Chromosomal analysis of Vas-SCF and Epi-SCF zygotes.
(A) Vas-Ctrl; normal maternal (M) and paternal (P) chromosome complements, n = 20 chromosomes each. Maternal and paternal chromosome plates can be distinguished based on chromosome morphology; maternal chromosomes are usually shorter and thicker. (B) Epi-SCF; normal maternal chromosome complement (M, n = 20) and paternal complement (P) with multiple chromosome aberrations. Some of the chromosome fragments are shown with arrowheads. (C) Vas-SCF, normal maternal complement (M, n = 20 chromosomes) and paternal chromatin seen as early stage of prematurely condensed chromosomes (PCC). (D-F) Vas-SCF; examples of paternal chromatin at different levels of premature chromosome condensation (PCC). Note the increasing chromatin condensation and formation of few separate chromosomes (arrows), from D to F, as well as presence of chromosome fragments (arrowheads). Scale = 20 µm.
Table 1.
Paternal Chromosomal analysis of zygotes obtained after ICSI with SCF-induced sperm.
Figure 6.
Developmental arrest in embryos with damaged DNA.

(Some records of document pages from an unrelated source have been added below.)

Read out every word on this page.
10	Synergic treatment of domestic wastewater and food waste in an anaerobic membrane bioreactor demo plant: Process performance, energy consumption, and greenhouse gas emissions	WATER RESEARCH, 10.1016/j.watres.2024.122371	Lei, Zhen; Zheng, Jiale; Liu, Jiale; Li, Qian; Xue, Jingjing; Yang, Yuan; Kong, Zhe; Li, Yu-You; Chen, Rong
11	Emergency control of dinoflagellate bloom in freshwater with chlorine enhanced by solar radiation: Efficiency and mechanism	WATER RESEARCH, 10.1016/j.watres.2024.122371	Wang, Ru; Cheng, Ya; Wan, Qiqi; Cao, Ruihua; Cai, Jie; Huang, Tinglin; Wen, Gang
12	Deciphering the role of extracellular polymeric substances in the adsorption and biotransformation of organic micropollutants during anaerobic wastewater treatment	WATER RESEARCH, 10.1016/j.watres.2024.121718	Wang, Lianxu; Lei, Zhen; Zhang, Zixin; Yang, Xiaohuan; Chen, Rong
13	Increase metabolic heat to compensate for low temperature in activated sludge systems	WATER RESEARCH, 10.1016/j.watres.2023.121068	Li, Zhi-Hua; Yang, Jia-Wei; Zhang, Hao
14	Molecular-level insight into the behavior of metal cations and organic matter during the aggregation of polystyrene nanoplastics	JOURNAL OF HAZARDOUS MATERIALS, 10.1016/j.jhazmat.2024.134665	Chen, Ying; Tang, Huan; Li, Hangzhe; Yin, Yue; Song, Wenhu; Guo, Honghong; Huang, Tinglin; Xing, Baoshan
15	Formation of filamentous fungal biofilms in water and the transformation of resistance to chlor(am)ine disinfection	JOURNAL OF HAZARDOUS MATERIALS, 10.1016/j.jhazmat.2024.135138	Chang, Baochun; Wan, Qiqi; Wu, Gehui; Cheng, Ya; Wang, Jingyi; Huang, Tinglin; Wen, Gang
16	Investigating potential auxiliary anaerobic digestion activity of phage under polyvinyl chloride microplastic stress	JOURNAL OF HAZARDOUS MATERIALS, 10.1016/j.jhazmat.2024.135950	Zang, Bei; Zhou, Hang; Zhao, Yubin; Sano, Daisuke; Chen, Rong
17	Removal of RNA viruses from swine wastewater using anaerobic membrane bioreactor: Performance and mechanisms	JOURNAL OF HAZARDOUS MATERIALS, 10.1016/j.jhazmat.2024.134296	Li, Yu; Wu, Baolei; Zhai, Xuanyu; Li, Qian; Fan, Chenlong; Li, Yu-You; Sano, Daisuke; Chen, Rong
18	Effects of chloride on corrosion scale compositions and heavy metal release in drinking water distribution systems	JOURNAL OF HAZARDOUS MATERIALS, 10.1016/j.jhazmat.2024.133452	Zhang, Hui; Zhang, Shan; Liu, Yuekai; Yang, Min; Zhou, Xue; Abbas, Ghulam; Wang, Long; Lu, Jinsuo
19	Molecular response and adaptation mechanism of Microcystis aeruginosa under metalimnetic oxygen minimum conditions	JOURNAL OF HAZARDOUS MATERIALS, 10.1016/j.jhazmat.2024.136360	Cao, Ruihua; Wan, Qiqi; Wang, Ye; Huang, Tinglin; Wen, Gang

Embryos produced by injection of Epi-Ctrl, Vas-Ctrl, Epi-SCF and VAS-SCF were closely followed for four days in culture, and scored for their stage of development. (A) Diagram of the early (first cycle) stages of development that were scored. Quantitative data showing the developmental progress at 8 (B), 19 (C), 24 (D), and 48 (E) hrs after fertilization. Fertilization was achieved by ICSI with injections timed not to exceed 15 min per group. For explanation of developmental stages see text. The experiment was repeated twice with at least 45 embryos examined for each group. Error bars represent standard deviations.
Figure 7.
Zygotic response to severe paternal DNA damage.

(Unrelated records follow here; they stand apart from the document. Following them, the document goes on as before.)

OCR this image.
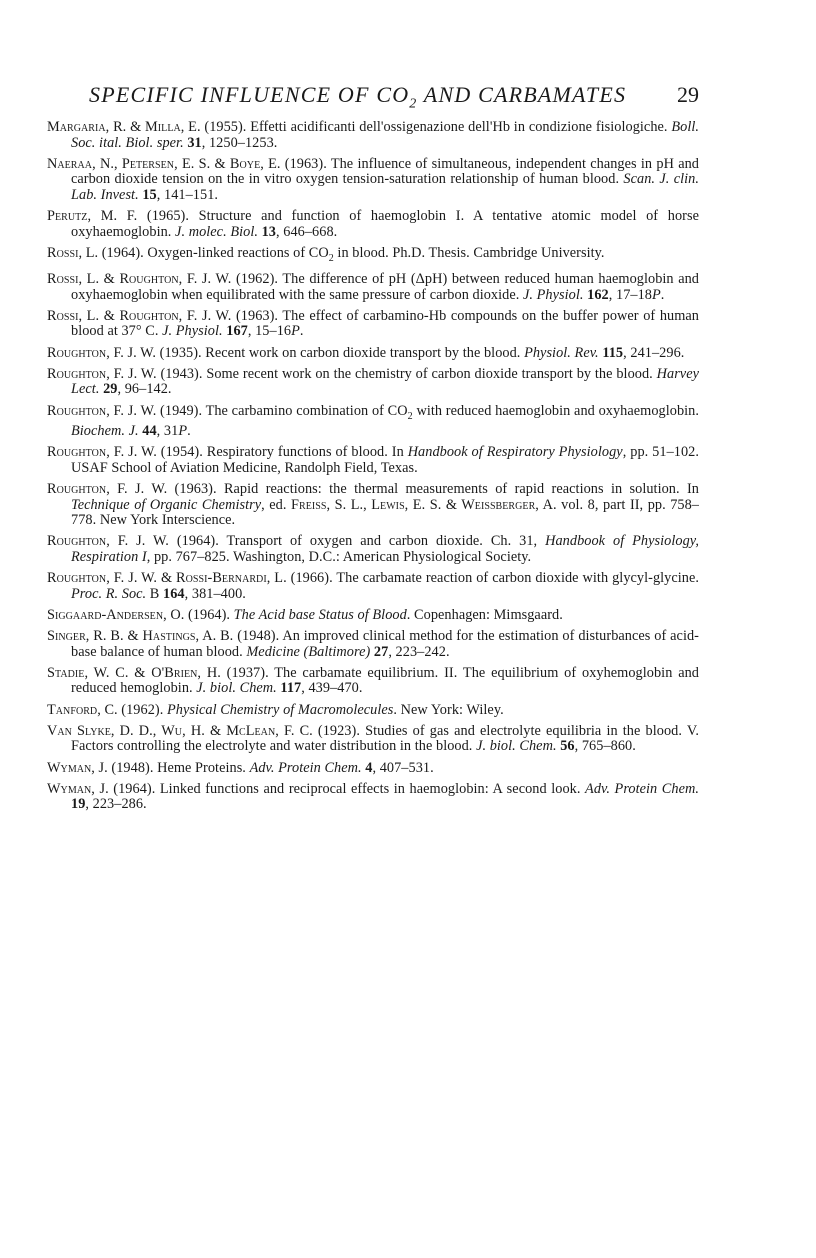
SPECIFIC INFLUENCE OF $CO_2$ AND CARBAMATES 29
Margaria, R. & Milla, E. (1955). Effetti acidificanti dell'ossigenazione dell'Hb in condizione fisiologiche. Boll. Soc. ital. Biol. sper. 31, 1250–1253.
Naeraa, N., Petersen, E. S. & Boye, E. (1963). The influence of simultaneous, independent changes in pH and carbon dioxide tension on the in vitro oxygen tension-saturation relationship of human blood. Scan. J. clin. Lab. Invest. 15, 141–151.
Perutz, M. F. (1965). Structure and function of haemoglobin I. A tentative atomic model of horse oxyhaemoglobin. J. molec. Biol. 13, 646–668.
Rossi, L. (1964). Oxygen-linked reactions of $CO_2$ in blood. Ph.D. Thesis. Cambridge University.
Rossi, L. & Roughton, F. J. W. (1962). The difference of pH (ΔpH) between reduced human haemoglobin and oxyhaemoglobin when equilibrated with the same pressure of carbon dioxide. J. Physiol. 162, 17–18P.
Rossi, L. & Roughton, F. J. W. (1963). The effect of carbamino-Hb compounds on the buffer power of human blood at 37° C. J. Physiol. 167, 15–16P.
Roughton, F. J. W. (1935). Recent work on carbon dioxide transport by the blood. Physiol. Rev. 115, 241–296.
Roughton, F. J. W. (1943). Some recent work on the chemistry of carbon dioxide transport by the blood. Harvey Lect. 29, 96–142.
Roughton, F. J. W. (1949). The carbamino combination of $CO_2$ with reduced haemoglobin and oxyhaemoglobin. Biochem. J. 44, 31P.
Roughton, F. J. W. (1954). Respiratory functions of blood. In Handbook of Respiratory Physiology, pp. 51–102. USAF School of Aviation Medicine, Randolph Field, Texas.
Roughton, F. J. W. (1963). Rapid reactions: the thermal measurements of rapid reactions in solution. In Technique of Organic Chemistry, ed. Freiss, S. L., Lewis, E. S. & Weissberger, A. vol. 8, part II, pp. 758–778. New York Interscience.
Roughton, F. J. W. (1964). Transport of oxygen and carbon dioxide. Ch. 31, Handbook of Physiology, Respiration I, pp. 767–825. Washington, D.C.: American Physiological Society.
Roughton, F. J. W. & Rossi-Bernardi, L. (1966). The carbamate reaction of carbon dioxide with glycyl-glycine. Proc. R. Soc. B 164, 381–400.
Siggaard-Andersen, O. (1964). The Acid base Status of Blood. Copenhagen: Mimsgaard.
Singer, R. B. & Hastings, A. B. (1948). An improved clinical method for the estimation of disturbances of acid-base balance of human blood. Medicine (Baltimore) 27, 223–242.
Stadie, W. C. & O'Brien, H. (1937). The carbamate equilibrium. II. The equilibrium of oxyhemoglobin and reduced hemoglobin. J. biol. Chem. 117, 439–470.
Tanford, C. (1962). Physical Chemistry of Macromolecules. New York: Wiley.
Van Slyke, D. D., Wu, H. & McLean, F. C. (1923). Studies of gas and electrolyte equilibria in the blood. V. Factors controlling the electrolyte and water distribution in the blood. J. biol. Chem. 56, 765–860.
Wyman, J. (1948). Heme Proteins. Adv. Protein Chem. 4, 407–531.
Wyman, J. (1964). Linked functions and reciprocal effects in haemoglobin: A second look. Adv. Protein Chem. 19, 223–286.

Oocytes fertilized with sperm that have damaged DNA (A) form pronuclei within the normal time, but phosphorylate H2AX in the paternal pronuclei (B). DNA replication is delayed in the paternal but not the maternal pronucleus, and this causes both pronuclei to delay progression to metaphase (C). The pronuclear membranes break down synchronously, though late (D). Some embryos do not progress past the G2/M border, but those that do die or arrest before they progress to blastocysts (F).